Half an hour after our planned departure, those passengers travelling for just one stop were asked to leave the train and join the one on the adjacent platform. The rest of us were asked to leave shortly after and I joined the next scheduled train in the same direction also on the neighbouring platform. An extra train had also been laid on by this time to take the overflow of passengers.

I was becoming more and more impressed.

Again I found myself a seat and enjoyed at last a good long read. But only when the elderly lady sitting opposite stopped talking about the chaos. She was convinced that she was now in the wrong train,. She wasn’t but she wouldn’t believe me, got up and left

The one hour's delay meant that I and many others missed all the connecting trains, but there were enough staff strategically placed around the platforms asking worried-looking travellers whether they could be of any help. In this way, after two more unexpected changes with my next train always waiting ready on the opposite platform, I found myself at my destination, just one hour later than expected.

Traditional English delays

That is the very first time I have been delayed by fire. I have experienced delay because of leaves on the tracks and stoppages due to 'the wrong kind of snow'. I have been delayed and eventually stopped in my tracks, just an hour from home and very late at night, by trees falling on the line in a storm.

When travelling by railcar across the marshes in Norfolk to art school I often experienced flooding over the lines, or the driver stopping to pick up pheasants hit by the previous train. On rare occasions, on very hot days, delays were caused when the bridge stuck. It was probably the summer of '75 when there was a heat-wave at Great Yarmouth, along with a plague of bishy-barney-bees (ladybirds)!
There were regularly stray cows on the line and also many delays when the driver and ticket-collector would both jump off and right the sheep who were stuck lying on their backs in the meadows.

I have been delayed by some poor soul’s attempt at jumping in front of the train, by someone having a heart attack on the train, and also by waiting for the police to come to remove someone from the train who refused to pay for a ticket, but I have never been delayed by a fire before.
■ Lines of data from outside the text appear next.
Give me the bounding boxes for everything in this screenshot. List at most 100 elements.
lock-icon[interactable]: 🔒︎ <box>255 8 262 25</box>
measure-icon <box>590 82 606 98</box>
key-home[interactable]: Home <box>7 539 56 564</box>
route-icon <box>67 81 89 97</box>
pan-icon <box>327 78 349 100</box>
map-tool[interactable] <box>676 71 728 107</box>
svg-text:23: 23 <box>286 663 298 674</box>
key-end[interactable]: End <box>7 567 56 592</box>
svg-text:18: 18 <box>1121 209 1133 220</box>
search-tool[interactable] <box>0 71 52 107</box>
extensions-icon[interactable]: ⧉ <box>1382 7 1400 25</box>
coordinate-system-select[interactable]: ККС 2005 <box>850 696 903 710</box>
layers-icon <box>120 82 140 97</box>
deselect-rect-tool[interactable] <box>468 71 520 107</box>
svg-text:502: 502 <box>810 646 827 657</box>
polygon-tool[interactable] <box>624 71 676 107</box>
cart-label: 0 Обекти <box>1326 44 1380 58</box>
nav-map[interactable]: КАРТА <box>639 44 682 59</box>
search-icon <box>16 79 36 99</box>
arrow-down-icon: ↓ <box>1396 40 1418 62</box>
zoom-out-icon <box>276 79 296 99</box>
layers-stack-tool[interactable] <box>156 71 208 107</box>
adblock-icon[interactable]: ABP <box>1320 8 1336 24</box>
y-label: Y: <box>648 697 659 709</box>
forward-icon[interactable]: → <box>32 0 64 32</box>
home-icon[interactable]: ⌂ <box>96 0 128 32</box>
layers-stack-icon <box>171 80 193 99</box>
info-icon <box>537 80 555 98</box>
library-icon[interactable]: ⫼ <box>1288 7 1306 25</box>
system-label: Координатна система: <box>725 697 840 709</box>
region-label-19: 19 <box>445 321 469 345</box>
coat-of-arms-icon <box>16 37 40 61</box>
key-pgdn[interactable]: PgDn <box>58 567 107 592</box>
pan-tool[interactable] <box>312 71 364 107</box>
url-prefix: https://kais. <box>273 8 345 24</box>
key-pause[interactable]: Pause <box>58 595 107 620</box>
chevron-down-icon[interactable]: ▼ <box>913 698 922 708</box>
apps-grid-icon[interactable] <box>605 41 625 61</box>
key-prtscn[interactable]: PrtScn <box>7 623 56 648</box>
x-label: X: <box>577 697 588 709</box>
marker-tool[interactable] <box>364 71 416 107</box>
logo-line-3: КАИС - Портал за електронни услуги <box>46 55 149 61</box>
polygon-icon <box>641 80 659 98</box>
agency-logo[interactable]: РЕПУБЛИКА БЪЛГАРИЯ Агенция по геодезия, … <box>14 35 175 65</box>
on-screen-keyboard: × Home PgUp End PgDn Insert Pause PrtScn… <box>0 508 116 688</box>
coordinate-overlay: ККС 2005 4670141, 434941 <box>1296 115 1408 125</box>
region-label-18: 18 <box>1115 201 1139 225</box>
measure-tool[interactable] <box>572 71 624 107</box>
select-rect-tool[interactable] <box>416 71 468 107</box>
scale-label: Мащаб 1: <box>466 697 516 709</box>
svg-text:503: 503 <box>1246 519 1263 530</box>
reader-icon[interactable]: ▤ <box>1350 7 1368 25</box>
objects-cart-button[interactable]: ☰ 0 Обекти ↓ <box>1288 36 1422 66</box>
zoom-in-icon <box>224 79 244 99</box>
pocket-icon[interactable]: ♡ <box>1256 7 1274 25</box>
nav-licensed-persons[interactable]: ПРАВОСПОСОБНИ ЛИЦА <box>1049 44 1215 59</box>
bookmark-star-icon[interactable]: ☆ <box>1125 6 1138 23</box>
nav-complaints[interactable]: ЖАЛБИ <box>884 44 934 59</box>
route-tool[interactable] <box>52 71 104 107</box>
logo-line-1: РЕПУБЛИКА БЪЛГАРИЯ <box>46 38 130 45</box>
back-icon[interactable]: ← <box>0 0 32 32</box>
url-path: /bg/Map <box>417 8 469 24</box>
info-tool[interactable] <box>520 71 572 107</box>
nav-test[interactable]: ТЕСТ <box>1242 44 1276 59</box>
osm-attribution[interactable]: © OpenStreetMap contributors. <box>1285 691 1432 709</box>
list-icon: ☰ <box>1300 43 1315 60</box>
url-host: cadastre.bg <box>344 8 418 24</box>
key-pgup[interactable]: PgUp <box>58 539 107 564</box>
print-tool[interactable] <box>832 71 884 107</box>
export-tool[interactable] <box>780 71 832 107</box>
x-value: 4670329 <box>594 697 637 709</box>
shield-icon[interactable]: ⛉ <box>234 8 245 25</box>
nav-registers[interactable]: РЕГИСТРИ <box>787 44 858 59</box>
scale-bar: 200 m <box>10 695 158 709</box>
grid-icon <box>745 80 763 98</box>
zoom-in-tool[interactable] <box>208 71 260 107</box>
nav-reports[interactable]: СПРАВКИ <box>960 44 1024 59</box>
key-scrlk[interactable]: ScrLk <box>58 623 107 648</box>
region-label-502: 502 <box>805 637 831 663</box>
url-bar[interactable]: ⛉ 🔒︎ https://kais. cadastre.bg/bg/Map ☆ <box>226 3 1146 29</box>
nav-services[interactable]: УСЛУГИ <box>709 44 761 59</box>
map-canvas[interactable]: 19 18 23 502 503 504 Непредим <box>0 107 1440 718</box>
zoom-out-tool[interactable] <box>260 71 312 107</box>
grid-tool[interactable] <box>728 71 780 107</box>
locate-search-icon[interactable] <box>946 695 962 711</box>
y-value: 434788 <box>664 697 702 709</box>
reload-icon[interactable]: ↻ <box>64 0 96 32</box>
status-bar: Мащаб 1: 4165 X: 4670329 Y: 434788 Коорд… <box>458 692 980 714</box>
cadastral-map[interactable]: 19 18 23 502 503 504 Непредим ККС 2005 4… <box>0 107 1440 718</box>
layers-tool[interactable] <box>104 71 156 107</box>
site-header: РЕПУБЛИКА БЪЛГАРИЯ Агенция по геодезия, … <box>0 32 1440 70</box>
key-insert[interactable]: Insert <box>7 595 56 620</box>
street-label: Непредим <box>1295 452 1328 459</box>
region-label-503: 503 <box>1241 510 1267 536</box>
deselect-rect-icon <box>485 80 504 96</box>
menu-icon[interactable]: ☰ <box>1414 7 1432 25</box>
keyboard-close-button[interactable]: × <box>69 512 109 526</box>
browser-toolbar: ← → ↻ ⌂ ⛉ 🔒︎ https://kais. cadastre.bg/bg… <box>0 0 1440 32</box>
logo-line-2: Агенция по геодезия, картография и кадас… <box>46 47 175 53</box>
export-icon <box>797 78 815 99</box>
And I have never before been so impressed with the efficient way such an emergency and its knock-on effects were dealt with.

Well done Deutsche Bahn!

PS

Sheep have legs that nature stuck on in the wrong place. They are attached on all four corners of their bodies, making it virtually impossible for them to turn over on their own if they ever find themselves flat on their backs. In my part of the world, where the meadows run beside the railway eack, it was always faster to stop the train to rescue the sheep than to call the railyard who would then call the farmer who, having no mobile phone in those days, could take hours to react to the emergency.